Vu la procédure suivante :
Par une requête, enregistrée le 5 avril 2022, M. A E, représenté par Me Bapceres, demande au tribunal :
1°) d'annuler la lettre d'avertissement et de fraude du 25 novembre 2021 prise à son encontre par le président du conseil départemental du Nord en matière de revenu de solidarité active ;
2°) de mettre à la charge de l'Etat le versement à Me Bapceres, avocat de M. E, de la somme de 1 200 euros, au titre des articles L. 761-1 du code de justice administrative et 37 de la loi du 10 juillet 1991.
Il soutient que :
- sa requête est recevable ;
- il n'est pas établi que la décision attaquée ait été signée par une autorité habilitée ;
- la décision contestée méconnaît le principe du contradictoire, dès lors qu'il n'a pas été mis en mesure de formuler des observations préalables et que la décision de qualifier les faits de frauduleux a été prise avant l'avertissement contesté ;
- il n'est pas rapporté la preuve de ce que l'agent ayant procédé au contrôle était assermenté et agréé, ni que ce contrôle a été réalisé conformément aux dispositions des articles L. 114-19 et L. 114-21 du code de la sécurité sociale ;
- il n'a pas perçu les sommes mentionnées sur ses bulletins de paie ;
- son droit à l'erreur doit être reconnu ;
- la qualification de fraude affecte de manière disproportionnée sa situation financière.

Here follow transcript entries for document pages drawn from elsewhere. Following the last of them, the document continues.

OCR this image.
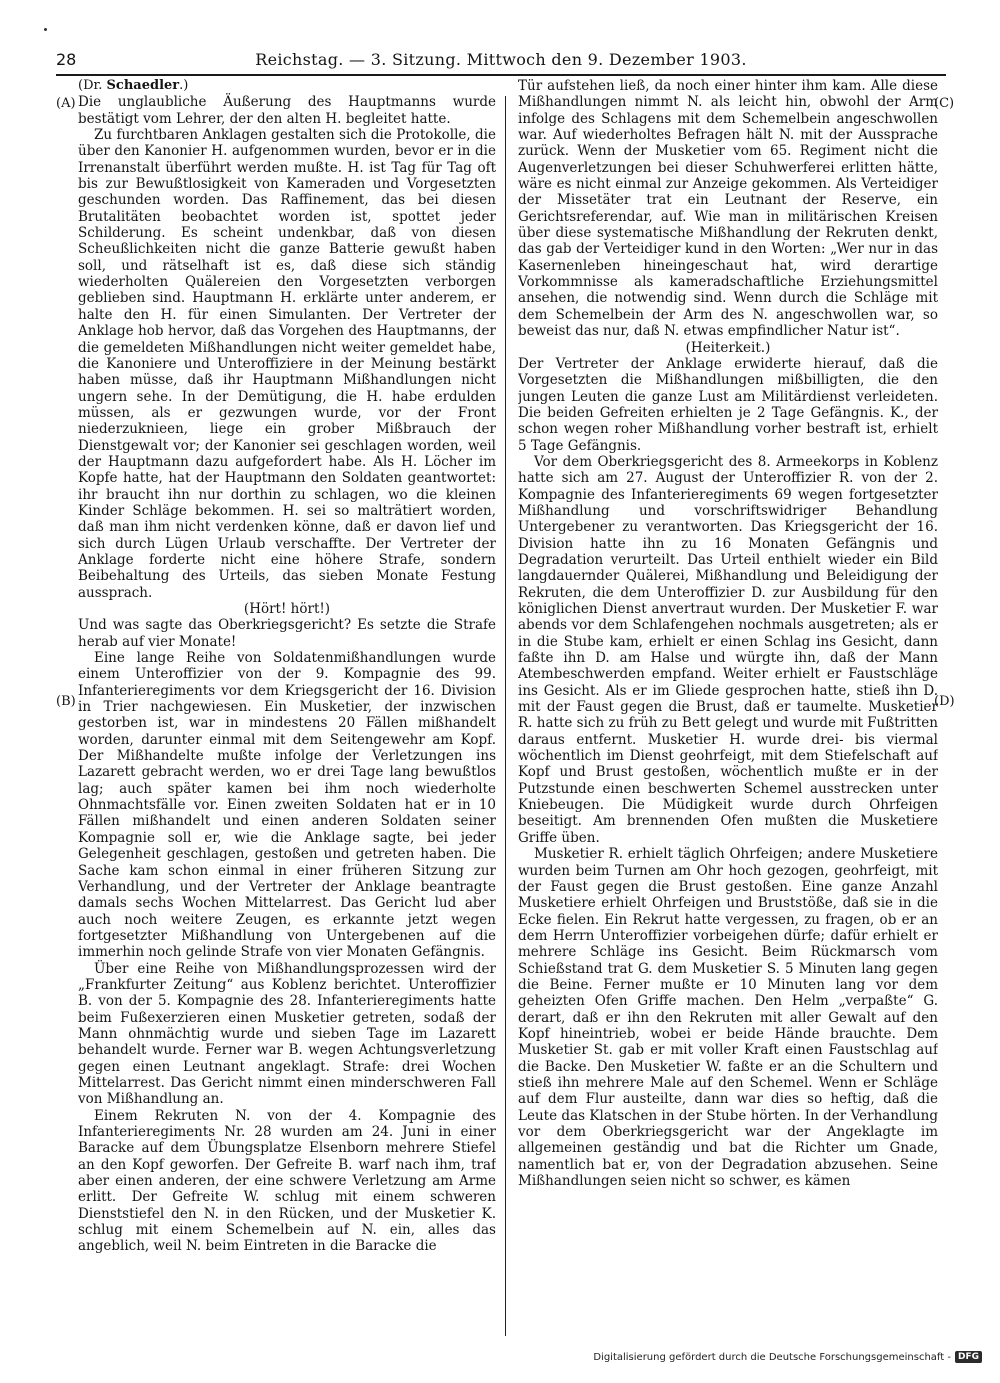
28	Reichstag. — 3. Sitzung. Mittwoch den 9. Dezember 1903.
(A)
(B)
(C)
(D)

(Dr. Schaedler.)

Die unglaubliche Äußerung des Hauptmanns wurde bestätigt vom Lehrer, der den alten H. begleitet hatte.

Zu furchtbaren Anklagen gestalten sich die Protokolle, die über den Kanonier H. aufgenommen wurden, bevor er in die Irrenanstalt überführt werden mußte. H. ist Tag für Tag oft bis zur Bewußtlosigkeit von Kameraden und Vorgesetzten geschunden worden. Das Raffinement, das bei diesen Brutalitäten beobachtet worden ist, spottet jeder Schilderung. Es scheint undenkbar, daß von diesen Scheußlichkeiten nicht die ganze Batterie gewußt haben soll, und rätselhaft ist es, daß diese sich ständig wiederholten Quälereien den Vorgesetzten verborgen geblieben sind. Hauptmann H. erklärte unter anderem, er halte den H. für einen Simulanten. Der Vertreter der Anklage hob hervor, daß das Vorgehen des Hauptmanns, der die gemeldeten Mißhandlungen nicht weiter gemeldet habe, die Kanoniere und Unteroffiziere in der Meinung bestärkt haben müsse, daß ihr Hauptmann Mißhandlungen nicht ungern sehe. In der Demütigung, die H. habe erdulden müssen, als er gezwungen wurde, vor der Front niederzuknieen, liege ein grober Mißbrauch der Dienstgewalt vor; der Kanonier sei geschlagen worden, weil der Hauptmann dazu aufgefordert habe. Als H. Löcher im Kopfe hatte, hat der Hauptmann den Soldaten geantwortet: ihr braucht ihn nur dorthin zu schlagen, wo die kleinen Kinder Schläge bekommen. H. sei so malträtiert worden, daß man ihm nicht verdenken könne, daß er davon lief und sich durch Lügen Urlaub verschaffte. Der Vertreter der Anklage forderte nicht eine höhere Strafe, sondern Beibehaltung des Urteils, das sieben Monate Festung aussprach.

(Hört! hört!)

Und was sagte das Oberkriegsgericht? Es setzte die Strafe herab auf vier Monate!

Eine lange Reihe von Soldatenmißhandlungen wurde einem Unteroffizier von der 9. Kompagnie des 99. Infanterieregiments vor dem Kriegsgericht der 16. Division in Trier nachgewiesen. Ein Musketier, der inzwischen gestorben ist, war in mindestens 20 Fällen mißhandelt worden, darunter einmal mit dem Seitengewehr am Kopf. Der Mißhandelte mußte infolge der Verletzungen ins Lazarett gebracht werden, wo er drei Tage lang bewußtlos lag; auch später kamen bei ihm noch wiederholte Ohnmachtsfälle vor. Einen zweiten Soldaten hat er in 10 Fällen mißhandelt und einen anderen Soldaten seiner Kompagnie soll er, wie die Anklage sagte, bei jeder Gelegenheit geschlagen, gestoßen und getreten haben. Die Sache kam schon einmal in einer früheren Sitzung zur Verhandlung, und der Vertreter der Anklage beantragte damals sechs Wochen Mittelarrest. Das Gericht lud aber auch noch weitere Zeugen, es erkannte jetzt wegen fortgesetzter Mißhandlung von Untergebenen auf die immerhin noch gelinde Strafe von vier Monaten Gefängnis.

Über eine Reihe von Mißhandlungsprozessen wird der „Frankfurter Zeitung“ aus Koblenz berichtet. Unteroffizier B. von der 5. Kompagnie des 28. Infanterieregiments hatte beim Fußexerzieren einen Musketier getreten, sodaß der Mann ohnmächtig wurde und sieben Tage im Lazarett behandelt wurde. Ferner war B. wegen Achtungsverletzung gegen einen Leutnant angeklagt. Strafe: drei Wochen Mittelarrest. Das Gericht nimmt einen minderschweren Fall von Mißhandlung an.

Einem Rekruten N. von der 4. Kompagnie des Infanterieregiments Nr. 28 wurden am 24. Juni in einer Baracke auf dem Übungsplatze Elsenborn mehrere Stiefel an den Kopf geworfen. Der Gefreite B. warf nach ihm, traf aber einen anderen, der eine schwere Verletzung am Arme erlitt. Der Gefreite W. schlug mit einem schweren Dienststiefel den N. in den Rücken, und der Musketier K. schlug mit einem Schemelbein auf N. ein, alles das angeblich, weil N. beim Eintreten in die Baracke die

Tür aufstehen ließ, da noch einer hinter ihm kam. Alle diese Mißhandlungen nimmt N. als leicht hin, obwohl der Arm infolge des Schlagens mit dem Schemelbein angeschwollen war. Auf wiederholtes Befragen hält N. mit der Aussprache zurück. Wenn der Musketier vom 65. Regiment nicht die Augenverletzungen bei dieser Schuhwerferei erlitten hätte, wäre es nicht einmal zur Anzeige gekommen. Als Verteidiger der Missetäter trat ein Leutnant der Reserve, ein Gerichtsreferendar, auf. Wie man in militärischen Kreisen über diese systematische Mißhandlung der Rekruten denkt, das gab der Verteidiger kund in den Worten: „Wer nur in das Kasernenleben hineingeschaut hat, wird derartige Vorkommnisse als kameradschaftliche Erziehungsmittel ansehen, die notwendig sind. Wenn durch die Schläge mit dem Schemelbein der Arm des N. angeschwollen war, so beweist das nur, daß N. etwas empfindlicher Natur ist“.

(Heiterkeit.)

Der Vertreter der Anklage erwiderte hierauf, daß die Vorgesetzten die Mißhandlungen mißbilligten, die den jungen Leuten die ganze Lust am Militärdienst verleideten. Die beiden Gefreiten erhielten je 2 Tage Gefängnis. K., der schon wegen roher Mißhandlung vorher bestraft ist, erhielt 5 Tage Gefängnis.

Vor dem Oberkriegsgericht des 8. Armeekorps in Koblenz hatte sich am 27. August der Unteroffizier R. von der 2. Kompagnie des Infanterieregiments 69 wegen fortgesetzter Mißhandlung und vorschriftswidriger Behandlung Untergebener zu verantworten. Das Kriegsgericht der 16. Division hatte ihn zu 16 Monaten Gefängnis und Degradation verurteilt. Das Urteil enthielt wieder ein Bild langdauernder Quälerei, Mißhandlung und Beleidigung der Rekruten, die dem Unteroffizier D. zur Ausbildung für den königlichen Dienst anvertraut wurden. Der Musketier F. war abends vor dem Schlafengehen nochmals ausgetreten; als er in die Stube kam, erhielt er einen Schlag ins Gesicht, dann faßte ihn D. am Halse und würgte ihn, daß der Mann Atembeschwerden empfand. Weiter erhielt er Faustschläge ins Gesicht. Als er im Gliede gesprochen hatte, stieß ihn D. mit der Faust gegen die Brust, daß er taumelte. Musketier R. hatte sich zu früh zu Bett gelegt und wurde mit Fußtritten daraus entfernt. Musketier H. wurde drei- bis viermal wöchentlich im Dienst geohrfeigt, mit dem Stiefelschaft auf Kopf und Brust gestoßen, wöchentlich mußte er in der Putzstunde einen beschwerten Schemel ausstrecken unter Kniebeugen. Die Müdigkeit wurde durch Ohrfeigen beseitigt. Am brennenden Ofen mußten die Musketiere Griffe üben.

Musketier R. erhielt täglich Ohrfeigen; andere Musketiere wurden beim Turnen am Ohr hoch gezogen, geohrfeigt, mit der Faust gegen die Brust gestoßen. Eine ganze Anzahl Musketiere erhielt Ohrfeigen und Bruststöße, daß sie in die Ecke fielen. Ein Rekrut hatte vergessen, zu fragen, ob er an dem Herrn Unteroffizier vorbeigehen dürfe; dafür erhielt er mehrere Schläge ins Gesicht. Beim Rückmarsch vom Schießstand trat G. dem Musketier S. 5 Minuten lang gegen die Beine. Ferner mußte er 10 Minuten lang vor dem geheizten Ofen Griffe machen. Den Helm „verpaßte“ G. derart, daß er ihn den Rekruten mit aller Gewalt auf den Kopf hineintrieb, wobei er beide Hände brauchte. Dem Musketier St. gab er mit voller Kraft einen Faustschlag auf die Backe. Den Musketier W. faßte er an die Schultern und stieß ihn mehrere Male auf den Schemel. Wenn er Schläge auf dem Flur austeilte, dann war dies so heftig, daß die Leute das Klatschen in der Stube hörten. In der Verhandlung vor dem Oberkriegsgericht war der Angeklagte im allgemeinen geständig und bat die Richter um Gnade, namentlich bat er, von der Degradation abzusehen. Seine Mißhandlungen seien nicht so schwer, es kämen

Digitalisierung gefördert durch die Deutsche Forschungsgemeinschaft - DFG
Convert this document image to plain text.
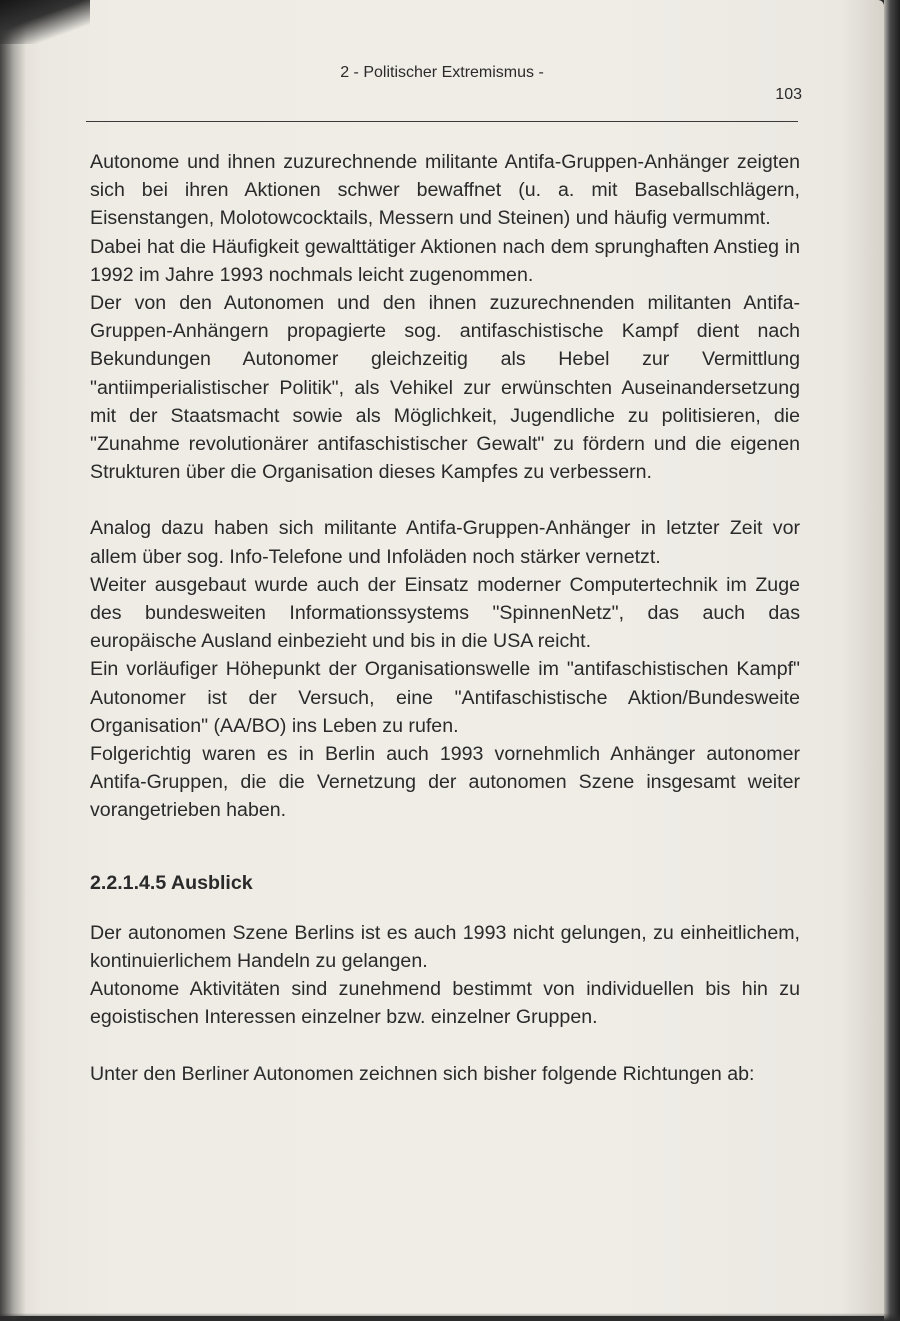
2 - Politischer Extremismus -

103

Autonome und ihnen zuzurechnende militante Antifa-Gruppen-Anhänger zeigten sich bei ihren Aktionen schwer bewaffnet (u. a. mit Baseballschlägern, Eisenstangen, Molotowcocktails, Messern und Steinen) und häufig vermummt.

Dabei hat die Häufigkeit gewalttätiger Aktionen nach dem sprunghaften Anstieg in 1992 im Jahre 1993 nochmals leicht zugenommen.

Der von den Autonomen und den ihnen zuzurechnenden militanten Antifa-Gruppen-Anhängern propagierte sog. antifaschistische Kampf dient nach Bekundungen Autonomer gleichzeitig als Hebel zur Vermittlung "antiimperialistischer Politik", als Vehikel zur erwünschten Auseinandersetzung mit der Staatsmacht sowie als Möglichkeit, Jugendliche zu politisieren, die "Zunahme revolutionärer antifaschistischer Gewalt" zu fördern und die eigenen Strukturen über die Organisation dieses Kampfes zu verbessern.

Analog dazu haben sich militante Antifa-Gruppen-Anhänger in letzter Zeit vor allem über sog. Info-Telefone und Infoläden noch stärker vernetzt.

Weiter ausgebaut wurde auch der Einsatz moderner Computertechnik im Zuge des bundesweiten Informationssystems "SpinnenNetz", das auch das europäische Ausland einbezieht und bis in die USA reicht.

Ein vorläufiger Höhepunkt der Organisationswelle im "antifaschistischen Kampf" Autonomer ist der Versuch, eine "Antifaschistische Aktion/Bundesweite Organisation" (AA/BO) ins Leben zu rufen.

Folgerichtig waren es in Berlin auch 1993 vornehmlich Anhänger autonomer Antifa-Gruppen, die die Vernetzung der autonomen Szene insgesamt weiter vorangetrieben haben.

2.2.1.4.5 Ausblick

Der autonomen Szene Berlins ist es auch 1993 nicht gelungen, zu einheitlichem, kontinuierlichem Handeln zu gelangen.

Autonome Aktivitäten sind zunehmend bestimmt von individuellen bis hin zu egoistischen Interessen einzelner bzw. einzelner Gruppen.

Unter den Berliner Autonomen zeichnen sich bisher folgende Richtungen ab:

Par un mémoire en défense, enregistré le 11 octobre 2023, le département du Nord conclut au rejet de la requête.
Il soutient que :
- la requête est tardive et irrecevable, en l'absence de recours administratif préalable obligatoire ;
- les autres moyens soulevés par M. E ne sont pas fondés.
Les parties ont été informées, en application des dispositions de l'article R. 611-7 du code de justice administrative, de ce que le jugement était susceptible d'être fondé sur un moyen relevé d'office, tiré de l'incompétence de la présente juridiction pour statuer sur les conclusions à fin d'annulation de la lettre d'avertissement du 25 novembre 2021, au regard des dispositions de l'article L. 114-17 du code de la sécurité sociale.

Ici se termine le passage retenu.